Carrick in heritage hunt for Lottery millions - but local backing is vital

Paul Reid, Mayor of Mid and East Antrim, and Deputy Mayor Cheryl Johnston, with some of the actors who took part in an historical re-enactment in Carrickfergus previously.
Paul Reid, Mayor of Mid and East Antrim, and Deputy Mayor Cheryl Johnston, with some of the actors who took part in an historical re-enactment in Carrickfergus previously.

Local people are well aware that history-soaked Carrickfergus is a great place – now Council needs public help to make it ‘official’.

The medieval stronghold – famed for its mighty Norman castle - is in the running for funding under the Heritage Lottery Fund’s (HLF) ‘Great Place Pilot Scheme’ competition for Northern Ireland.

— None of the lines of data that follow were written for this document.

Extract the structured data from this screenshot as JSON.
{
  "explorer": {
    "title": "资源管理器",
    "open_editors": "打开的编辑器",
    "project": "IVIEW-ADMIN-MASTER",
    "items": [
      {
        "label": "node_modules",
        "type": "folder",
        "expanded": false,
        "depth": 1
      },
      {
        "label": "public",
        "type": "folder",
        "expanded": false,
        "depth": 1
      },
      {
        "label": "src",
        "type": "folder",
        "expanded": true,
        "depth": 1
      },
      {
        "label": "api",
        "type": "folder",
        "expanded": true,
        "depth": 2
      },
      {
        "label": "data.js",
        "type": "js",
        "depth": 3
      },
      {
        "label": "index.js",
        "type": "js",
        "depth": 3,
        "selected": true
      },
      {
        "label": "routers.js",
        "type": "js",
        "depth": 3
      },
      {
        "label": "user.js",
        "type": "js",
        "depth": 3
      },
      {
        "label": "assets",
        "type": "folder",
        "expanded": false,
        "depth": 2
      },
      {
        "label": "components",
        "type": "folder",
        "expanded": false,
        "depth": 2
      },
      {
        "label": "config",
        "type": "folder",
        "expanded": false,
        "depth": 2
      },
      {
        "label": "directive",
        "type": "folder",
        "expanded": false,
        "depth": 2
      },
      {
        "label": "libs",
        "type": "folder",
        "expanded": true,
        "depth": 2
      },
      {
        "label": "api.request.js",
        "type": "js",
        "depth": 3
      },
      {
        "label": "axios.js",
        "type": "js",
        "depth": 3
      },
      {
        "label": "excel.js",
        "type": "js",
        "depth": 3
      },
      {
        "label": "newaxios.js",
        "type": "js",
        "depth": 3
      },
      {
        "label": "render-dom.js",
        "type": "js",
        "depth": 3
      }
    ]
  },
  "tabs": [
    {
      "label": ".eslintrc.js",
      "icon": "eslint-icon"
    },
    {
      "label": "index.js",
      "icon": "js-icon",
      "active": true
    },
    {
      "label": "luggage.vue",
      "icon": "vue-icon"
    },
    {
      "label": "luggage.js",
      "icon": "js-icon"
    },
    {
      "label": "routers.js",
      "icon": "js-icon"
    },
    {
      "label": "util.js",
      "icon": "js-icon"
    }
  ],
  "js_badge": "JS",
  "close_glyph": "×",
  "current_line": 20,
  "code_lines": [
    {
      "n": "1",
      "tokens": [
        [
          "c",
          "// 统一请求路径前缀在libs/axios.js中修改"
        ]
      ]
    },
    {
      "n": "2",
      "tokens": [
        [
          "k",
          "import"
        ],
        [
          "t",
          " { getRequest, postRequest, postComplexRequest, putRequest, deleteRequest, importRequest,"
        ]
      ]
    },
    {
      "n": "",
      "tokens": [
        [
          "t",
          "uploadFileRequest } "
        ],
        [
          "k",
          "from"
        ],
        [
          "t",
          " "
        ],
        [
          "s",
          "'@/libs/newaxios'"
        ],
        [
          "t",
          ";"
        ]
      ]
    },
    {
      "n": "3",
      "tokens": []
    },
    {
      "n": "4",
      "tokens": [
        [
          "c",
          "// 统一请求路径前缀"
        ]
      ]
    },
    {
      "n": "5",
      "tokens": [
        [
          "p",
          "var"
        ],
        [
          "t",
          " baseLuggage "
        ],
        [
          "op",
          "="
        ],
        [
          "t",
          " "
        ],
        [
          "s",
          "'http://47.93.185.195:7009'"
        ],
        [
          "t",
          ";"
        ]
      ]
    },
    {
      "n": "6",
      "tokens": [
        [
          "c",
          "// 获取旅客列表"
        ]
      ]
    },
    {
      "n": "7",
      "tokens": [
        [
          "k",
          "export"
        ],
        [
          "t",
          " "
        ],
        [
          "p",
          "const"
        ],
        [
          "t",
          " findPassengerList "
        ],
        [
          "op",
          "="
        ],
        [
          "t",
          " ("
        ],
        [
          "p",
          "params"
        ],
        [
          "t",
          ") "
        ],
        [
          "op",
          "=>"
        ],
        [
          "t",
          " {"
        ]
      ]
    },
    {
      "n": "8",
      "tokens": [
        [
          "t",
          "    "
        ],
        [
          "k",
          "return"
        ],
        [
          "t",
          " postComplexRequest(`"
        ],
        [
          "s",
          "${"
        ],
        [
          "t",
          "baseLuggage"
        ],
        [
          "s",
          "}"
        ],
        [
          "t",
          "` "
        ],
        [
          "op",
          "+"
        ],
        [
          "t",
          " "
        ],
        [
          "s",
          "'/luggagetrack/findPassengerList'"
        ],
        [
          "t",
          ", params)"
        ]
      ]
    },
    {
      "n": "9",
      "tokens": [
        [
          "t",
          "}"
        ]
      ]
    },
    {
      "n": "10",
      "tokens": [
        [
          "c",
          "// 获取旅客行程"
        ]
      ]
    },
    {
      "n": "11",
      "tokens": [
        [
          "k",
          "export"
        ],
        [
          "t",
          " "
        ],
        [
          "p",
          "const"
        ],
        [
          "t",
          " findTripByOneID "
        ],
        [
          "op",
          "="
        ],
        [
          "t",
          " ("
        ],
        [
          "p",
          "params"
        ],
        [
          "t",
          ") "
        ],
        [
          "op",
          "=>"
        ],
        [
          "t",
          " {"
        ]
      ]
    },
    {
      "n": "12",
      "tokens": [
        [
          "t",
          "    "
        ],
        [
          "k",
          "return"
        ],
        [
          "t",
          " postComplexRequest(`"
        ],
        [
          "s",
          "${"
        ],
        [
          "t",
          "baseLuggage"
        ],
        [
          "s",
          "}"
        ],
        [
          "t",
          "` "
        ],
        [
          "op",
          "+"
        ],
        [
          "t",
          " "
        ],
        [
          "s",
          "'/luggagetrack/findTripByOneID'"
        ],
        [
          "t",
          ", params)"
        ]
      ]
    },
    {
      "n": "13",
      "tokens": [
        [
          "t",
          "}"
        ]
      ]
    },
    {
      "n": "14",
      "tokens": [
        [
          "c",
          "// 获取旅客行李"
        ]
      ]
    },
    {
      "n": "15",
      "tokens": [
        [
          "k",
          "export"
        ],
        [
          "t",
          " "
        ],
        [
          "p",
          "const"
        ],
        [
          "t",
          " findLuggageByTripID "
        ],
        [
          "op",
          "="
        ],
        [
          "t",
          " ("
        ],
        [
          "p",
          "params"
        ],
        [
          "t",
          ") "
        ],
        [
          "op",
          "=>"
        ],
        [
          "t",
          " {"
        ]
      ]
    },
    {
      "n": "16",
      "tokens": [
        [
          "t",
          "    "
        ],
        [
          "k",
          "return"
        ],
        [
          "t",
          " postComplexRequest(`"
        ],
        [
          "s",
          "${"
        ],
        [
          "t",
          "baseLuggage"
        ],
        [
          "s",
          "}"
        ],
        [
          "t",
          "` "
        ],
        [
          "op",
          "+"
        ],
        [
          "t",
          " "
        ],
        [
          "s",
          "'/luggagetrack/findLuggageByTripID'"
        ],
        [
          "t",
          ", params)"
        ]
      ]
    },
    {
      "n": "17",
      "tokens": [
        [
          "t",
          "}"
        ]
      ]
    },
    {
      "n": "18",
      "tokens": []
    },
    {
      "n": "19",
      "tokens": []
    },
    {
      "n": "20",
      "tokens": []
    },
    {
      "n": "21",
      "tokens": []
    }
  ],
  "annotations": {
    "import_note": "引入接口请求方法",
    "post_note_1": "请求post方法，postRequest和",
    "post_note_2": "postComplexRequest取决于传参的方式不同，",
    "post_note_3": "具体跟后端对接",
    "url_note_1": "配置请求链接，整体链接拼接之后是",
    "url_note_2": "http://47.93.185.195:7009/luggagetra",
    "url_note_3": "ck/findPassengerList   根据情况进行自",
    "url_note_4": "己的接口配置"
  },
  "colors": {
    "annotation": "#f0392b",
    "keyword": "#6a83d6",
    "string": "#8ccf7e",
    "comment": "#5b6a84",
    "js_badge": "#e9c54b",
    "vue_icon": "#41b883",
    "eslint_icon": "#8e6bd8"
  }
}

The application seeks to promote heritage-led regeneration in the town through arts and culture, innovation and partnership working, and place Carrickfergus firmly on the heritage attraction map.

The proposed three-year programme is primarily people-focused and would support a diverse of activity including dance, theatre, music and visual arts, street festivals and events, among others.

Carrickfergus resident and Deputy Mayor of Mid and East Antrim, Councillor Cheryl Johnston, said: “Heritage is vital source of economic activity as anyone who has visited the likes of York or Edinburgh will appreciate.

“For instance, recent research has indicated that the Northern Ireland historic environment generates circa £532million of output per annum and sustains around 10,000 full-time equivalent jobs.

“The Council is already in a partnership with the HLF for the delivery of Carrickfergus Townscape Heritage Initiative or THI - a project that aims to lever some £4million investment by the end of 2020 in the buildings that make up the town centre.

“The Great Place Scheme, if successful, would complement the THI and other planned council and partner investment, by supporting the development of heritage and arts events and activity in the heart of the historic town.”

Mayor of Mid and East Antrim, Councillor Paul Reid, added: “One of the key aims of the proposal is to encourage local residents to become involved in arts and heritage activity through a co-design and co-delivery approach where they would develop much of the programme themselves assisted by professional artists – essentially local groups and townsfolk leading the way.”

The public consultation for the proposed Carrickfergus Culture Hub project takes place at 7pm on the 15 November 2017 in the conference room in the town’s Dobbins Hotel.

There is no need to pre-book and we would welcome the local community, artists and arts and heritage groups as well as town centre traders to come and hear about the Great Place proposal.